0
0
PytorchHow-ToBeginner · 4 min read

How to Use nn.MultiheadAttention in PyTorch: Syntax and Example

Use nn.MultiheadAttention in PyTorch by creating an instance with the embedding dimension and number of heads, then call it with query, key, and value tensors. It returns the attention output and weights, useful for capturing relationships in sequences.
📐

Syntax

The nn.MultiheadAttention module requires specifying the embedding dimension and number of attention heads. You call it with query, key, and value tensors, all shaped as (sequence_length, batch_size, embed_dim). It returns the attended output and attention weights.

  • embed_dim: Size of each input embedding vector.
  • num_heads: Number of parallel attention heads.
  • query, key, value: Input tensors for attention.
  • attn_output: Output tensor after attention.
  • attn_output_weights: Attention weights showing focus.
python
mha = torch.nn.MultiheadAttention(embed_dim=8, num_heads=2)
query = torch.rand(5, 3, 8)  # (seq_len=5, batch=3, embed_dim=8)
key = torch.rand(5, 3, 8)
value = torch.rand(5, 3, 8)
attn_output, attn_output_weights = mha(query, key, value)
💻

Example

This example shows how to create a MultiheadAttention layer, prepare random input tensors, and get the attention output and weights. It demonstrates the shape and usage clearly.

python
import torch
import torch.nn as nn

# Create MultiheadAttention with embedding size 8 and 2 heads
mha = nn.MultiheadAttention(embed_dim=8, num_heads=2)

# Random input: sequence length 5, batch size 3, embedding 8
query = torch.rand(5, 3, 8)
key = torch.rand(5, 3, 8)
value = torch.rand(5, 3, 8)

# Forward pass
attn_output, attn_weights = mha(query, key, value)

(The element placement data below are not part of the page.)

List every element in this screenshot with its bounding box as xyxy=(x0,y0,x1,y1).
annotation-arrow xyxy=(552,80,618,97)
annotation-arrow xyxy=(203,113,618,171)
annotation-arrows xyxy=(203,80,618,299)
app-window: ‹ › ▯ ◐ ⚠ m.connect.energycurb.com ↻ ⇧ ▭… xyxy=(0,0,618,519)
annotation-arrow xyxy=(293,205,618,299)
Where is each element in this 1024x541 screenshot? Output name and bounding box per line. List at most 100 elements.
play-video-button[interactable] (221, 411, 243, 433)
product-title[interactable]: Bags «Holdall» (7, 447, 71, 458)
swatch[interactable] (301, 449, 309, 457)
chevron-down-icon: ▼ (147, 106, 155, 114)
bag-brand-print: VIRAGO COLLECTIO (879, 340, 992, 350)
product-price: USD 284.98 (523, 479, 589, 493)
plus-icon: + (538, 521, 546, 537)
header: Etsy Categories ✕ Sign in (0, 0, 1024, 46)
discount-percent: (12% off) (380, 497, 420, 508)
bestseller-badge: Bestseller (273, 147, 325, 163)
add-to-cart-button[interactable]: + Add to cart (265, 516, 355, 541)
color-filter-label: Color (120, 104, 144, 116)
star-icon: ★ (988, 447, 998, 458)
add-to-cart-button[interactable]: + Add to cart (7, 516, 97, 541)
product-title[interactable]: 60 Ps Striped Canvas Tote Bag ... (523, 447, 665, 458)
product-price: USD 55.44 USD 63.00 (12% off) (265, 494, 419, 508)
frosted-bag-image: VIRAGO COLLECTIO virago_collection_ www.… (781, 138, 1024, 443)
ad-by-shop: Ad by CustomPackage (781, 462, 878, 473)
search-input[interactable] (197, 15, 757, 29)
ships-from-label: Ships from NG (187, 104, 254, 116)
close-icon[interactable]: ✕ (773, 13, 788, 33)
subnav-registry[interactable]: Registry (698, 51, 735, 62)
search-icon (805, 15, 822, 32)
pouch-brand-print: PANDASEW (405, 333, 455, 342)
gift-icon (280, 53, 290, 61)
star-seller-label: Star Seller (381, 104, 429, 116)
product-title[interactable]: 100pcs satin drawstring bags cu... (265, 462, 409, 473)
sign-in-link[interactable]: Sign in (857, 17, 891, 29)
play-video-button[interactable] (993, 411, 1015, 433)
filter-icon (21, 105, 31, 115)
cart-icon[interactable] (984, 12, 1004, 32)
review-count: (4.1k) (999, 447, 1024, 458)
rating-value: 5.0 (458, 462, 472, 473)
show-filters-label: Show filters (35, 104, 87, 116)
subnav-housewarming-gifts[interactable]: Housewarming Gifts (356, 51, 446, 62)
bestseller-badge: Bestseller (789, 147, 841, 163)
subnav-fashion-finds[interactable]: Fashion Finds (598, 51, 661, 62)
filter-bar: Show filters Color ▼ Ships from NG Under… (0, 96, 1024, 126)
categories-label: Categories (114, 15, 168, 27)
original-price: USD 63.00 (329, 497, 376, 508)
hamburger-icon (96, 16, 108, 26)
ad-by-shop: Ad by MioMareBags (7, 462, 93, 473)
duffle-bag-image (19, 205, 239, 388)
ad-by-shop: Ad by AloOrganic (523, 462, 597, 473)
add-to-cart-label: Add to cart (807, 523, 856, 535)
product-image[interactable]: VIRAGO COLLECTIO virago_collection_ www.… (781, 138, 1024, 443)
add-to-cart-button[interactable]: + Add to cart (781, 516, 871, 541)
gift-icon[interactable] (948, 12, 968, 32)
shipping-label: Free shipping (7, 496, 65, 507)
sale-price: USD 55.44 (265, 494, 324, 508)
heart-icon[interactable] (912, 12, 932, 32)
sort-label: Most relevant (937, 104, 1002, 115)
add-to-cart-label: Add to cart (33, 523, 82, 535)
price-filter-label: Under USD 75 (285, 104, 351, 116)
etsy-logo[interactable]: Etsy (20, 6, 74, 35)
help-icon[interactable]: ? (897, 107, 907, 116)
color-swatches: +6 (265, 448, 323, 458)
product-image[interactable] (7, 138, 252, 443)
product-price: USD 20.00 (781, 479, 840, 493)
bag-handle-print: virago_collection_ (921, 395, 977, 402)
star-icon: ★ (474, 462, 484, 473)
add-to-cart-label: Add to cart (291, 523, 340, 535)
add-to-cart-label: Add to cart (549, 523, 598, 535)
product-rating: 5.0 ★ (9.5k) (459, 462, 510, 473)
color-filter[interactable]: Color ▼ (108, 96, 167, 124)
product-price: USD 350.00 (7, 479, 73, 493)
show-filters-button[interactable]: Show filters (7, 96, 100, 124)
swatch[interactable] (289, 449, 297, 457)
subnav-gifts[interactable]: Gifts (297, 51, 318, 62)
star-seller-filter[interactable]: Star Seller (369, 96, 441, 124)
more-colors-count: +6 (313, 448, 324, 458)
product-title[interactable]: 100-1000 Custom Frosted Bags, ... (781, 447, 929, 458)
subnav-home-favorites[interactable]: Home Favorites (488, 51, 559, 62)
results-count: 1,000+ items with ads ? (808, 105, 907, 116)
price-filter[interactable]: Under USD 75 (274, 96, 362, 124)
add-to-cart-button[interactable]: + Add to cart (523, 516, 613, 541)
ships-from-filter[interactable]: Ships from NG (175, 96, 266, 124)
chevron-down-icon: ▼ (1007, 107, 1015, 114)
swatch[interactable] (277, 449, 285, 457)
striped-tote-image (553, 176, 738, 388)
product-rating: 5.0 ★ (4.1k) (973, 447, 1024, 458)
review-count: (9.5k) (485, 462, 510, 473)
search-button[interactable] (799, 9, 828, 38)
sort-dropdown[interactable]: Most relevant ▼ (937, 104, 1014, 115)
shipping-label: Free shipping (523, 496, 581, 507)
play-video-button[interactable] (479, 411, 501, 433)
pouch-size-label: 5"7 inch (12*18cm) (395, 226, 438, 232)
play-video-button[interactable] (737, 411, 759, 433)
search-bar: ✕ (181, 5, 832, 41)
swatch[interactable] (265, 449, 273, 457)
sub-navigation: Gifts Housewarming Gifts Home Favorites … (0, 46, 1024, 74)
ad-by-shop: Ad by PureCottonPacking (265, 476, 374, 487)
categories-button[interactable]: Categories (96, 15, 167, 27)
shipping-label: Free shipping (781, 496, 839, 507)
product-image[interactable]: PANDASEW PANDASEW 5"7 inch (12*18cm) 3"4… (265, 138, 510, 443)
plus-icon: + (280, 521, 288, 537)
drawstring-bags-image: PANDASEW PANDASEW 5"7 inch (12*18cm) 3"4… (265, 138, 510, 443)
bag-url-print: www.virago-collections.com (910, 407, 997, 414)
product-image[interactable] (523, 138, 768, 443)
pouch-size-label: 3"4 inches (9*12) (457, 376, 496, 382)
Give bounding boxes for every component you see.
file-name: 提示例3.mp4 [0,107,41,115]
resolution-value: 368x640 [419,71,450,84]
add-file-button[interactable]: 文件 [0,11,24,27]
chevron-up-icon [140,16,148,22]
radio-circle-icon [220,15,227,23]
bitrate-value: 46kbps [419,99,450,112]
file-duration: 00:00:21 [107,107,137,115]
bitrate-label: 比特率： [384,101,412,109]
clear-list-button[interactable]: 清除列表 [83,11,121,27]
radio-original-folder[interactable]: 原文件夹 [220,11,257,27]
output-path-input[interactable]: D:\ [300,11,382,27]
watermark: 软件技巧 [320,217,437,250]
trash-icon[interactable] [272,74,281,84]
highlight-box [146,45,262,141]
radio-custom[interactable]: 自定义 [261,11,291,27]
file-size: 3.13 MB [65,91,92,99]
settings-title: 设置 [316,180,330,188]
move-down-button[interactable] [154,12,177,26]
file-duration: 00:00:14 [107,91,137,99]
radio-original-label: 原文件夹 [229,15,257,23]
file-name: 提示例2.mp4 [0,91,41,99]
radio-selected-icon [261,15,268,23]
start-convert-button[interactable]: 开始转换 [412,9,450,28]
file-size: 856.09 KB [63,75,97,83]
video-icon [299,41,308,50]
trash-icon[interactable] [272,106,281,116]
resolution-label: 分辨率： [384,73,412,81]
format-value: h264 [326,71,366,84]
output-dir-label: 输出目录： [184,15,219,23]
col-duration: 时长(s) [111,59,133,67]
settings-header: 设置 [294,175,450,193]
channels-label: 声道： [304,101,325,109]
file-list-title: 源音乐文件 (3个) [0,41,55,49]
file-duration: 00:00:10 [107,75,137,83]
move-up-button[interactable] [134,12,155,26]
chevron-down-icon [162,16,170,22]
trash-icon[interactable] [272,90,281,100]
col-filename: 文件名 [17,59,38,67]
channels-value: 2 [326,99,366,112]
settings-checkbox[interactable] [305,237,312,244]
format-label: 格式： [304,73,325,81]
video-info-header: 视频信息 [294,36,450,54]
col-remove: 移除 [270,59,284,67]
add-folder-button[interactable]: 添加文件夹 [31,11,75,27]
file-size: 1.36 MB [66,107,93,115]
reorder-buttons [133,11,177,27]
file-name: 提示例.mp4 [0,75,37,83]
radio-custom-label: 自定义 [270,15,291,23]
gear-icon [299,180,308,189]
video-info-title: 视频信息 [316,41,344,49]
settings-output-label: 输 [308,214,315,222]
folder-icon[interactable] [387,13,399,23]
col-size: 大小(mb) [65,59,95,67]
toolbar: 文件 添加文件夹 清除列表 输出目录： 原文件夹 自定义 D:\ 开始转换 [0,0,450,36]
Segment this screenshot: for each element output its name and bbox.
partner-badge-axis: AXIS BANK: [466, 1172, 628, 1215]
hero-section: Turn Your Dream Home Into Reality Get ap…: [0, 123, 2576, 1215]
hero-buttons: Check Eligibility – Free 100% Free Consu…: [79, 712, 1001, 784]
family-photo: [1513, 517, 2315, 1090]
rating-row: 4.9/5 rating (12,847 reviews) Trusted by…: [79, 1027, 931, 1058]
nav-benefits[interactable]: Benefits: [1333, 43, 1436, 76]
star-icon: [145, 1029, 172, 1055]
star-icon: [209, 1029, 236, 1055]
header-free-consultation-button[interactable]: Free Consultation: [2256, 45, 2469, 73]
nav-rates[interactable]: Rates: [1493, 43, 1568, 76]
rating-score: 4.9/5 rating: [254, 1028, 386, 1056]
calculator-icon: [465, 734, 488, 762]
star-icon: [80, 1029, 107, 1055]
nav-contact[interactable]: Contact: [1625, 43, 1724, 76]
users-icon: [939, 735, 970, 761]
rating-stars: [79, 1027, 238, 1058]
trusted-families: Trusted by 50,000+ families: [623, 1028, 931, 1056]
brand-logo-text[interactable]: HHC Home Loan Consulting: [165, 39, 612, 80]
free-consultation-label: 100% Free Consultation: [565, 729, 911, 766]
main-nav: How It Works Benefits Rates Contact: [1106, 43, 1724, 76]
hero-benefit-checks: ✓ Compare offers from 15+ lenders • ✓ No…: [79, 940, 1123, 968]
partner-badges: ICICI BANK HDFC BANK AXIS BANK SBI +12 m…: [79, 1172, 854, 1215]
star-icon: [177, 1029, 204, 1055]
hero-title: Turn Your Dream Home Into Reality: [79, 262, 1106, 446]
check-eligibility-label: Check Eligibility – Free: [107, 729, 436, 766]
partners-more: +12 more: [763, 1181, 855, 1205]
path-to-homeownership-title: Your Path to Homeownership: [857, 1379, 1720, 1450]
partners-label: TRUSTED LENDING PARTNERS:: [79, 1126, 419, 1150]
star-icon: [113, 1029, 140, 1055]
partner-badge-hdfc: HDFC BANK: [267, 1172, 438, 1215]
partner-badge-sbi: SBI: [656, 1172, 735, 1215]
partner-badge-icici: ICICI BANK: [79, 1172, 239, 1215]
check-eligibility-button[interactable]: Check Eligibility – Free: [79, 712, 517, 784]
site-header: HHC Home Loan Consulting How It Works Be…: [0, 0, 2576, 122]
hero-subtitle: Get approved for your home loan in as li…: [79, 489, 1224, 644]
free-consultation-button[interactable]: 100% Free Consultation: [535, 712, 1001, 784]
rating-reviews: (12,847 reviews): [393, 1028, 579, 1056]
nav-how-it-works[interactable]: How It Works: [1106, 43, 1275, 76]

print('Attention output shape:', attn_output.shape)
print('Attention weights shape:', attn_weights.shape)
Output
Attention output shape: torch.Size([5, 3, 8]) Attention weights shape: torch.Size([3, 5, 5])
⚠️

Common Pitfalls

  • Shape mismatch: Inputs must be (sequence_length, batch_size, embed_dim), not batch first.
  • Embedding dimension: Must be divisible by number of heads.
  • Using batch_first: By default, MultiheadAttention expects sequence first; set batch_first=True if your data is batch first.
  • Ignoring attention weights: They help understand what the model focuses on.
python
import torch
import torch.nn as nn

# Wrong: batch first input without batch_first=True
mha = nn.MultiheadAttention(embed_dim=8, num_heads=2)
query = torch.rand(3, 5, 8)  # batch first (batch=3, seq=5, embed=8)
key = torch.rand(3, 5, 8)
value = torch.rand(3, 5, 8)

try:
    attn_output, attn_weights = mha(query, key, value)
except Exception as e:
    print('Error:', e)

# Right: specify batch_first=True
mha = nn.MultiheadAttention(embed_dim=8, num_heads=2, batch_first=True)
attn_output, attn_weights = mha(query, key, value)
print('Output shape with batch_first=True:', attn_output.shape)
Output
Error: Expected query, key, value to be (L, N, E), but got (N, L, E) Output shape with batch_first=True: torch.Size([3, 5, 8])
📊

Quick Reference

ParameterDescription
embed_dimEmbedding size of input vectors
num_headsNumber of attention heads (embed_dim must be divisible by this)
batch_firstIf True, input shape is (batch, seq, embed) instead of (seq, batch, embed)
dropoutDropout probability on attention weights (optional)
attn_maskOptional mask to prevent attention to certain positions
key_padding_maskOptional mask to ignore padding tokens in attention

Key Takeaways

Create nn.MultiheadAttention with embedding size and number of heads before use.
Input tensors must have shape (sequence_length, batch_size, embed_dim) unless batch_first=True.
Embedding dimension must be divisible by the number of heads.
The module returns both the attention output and the attention weights.
Use attention weights to understand what parts of the input the model focuses on.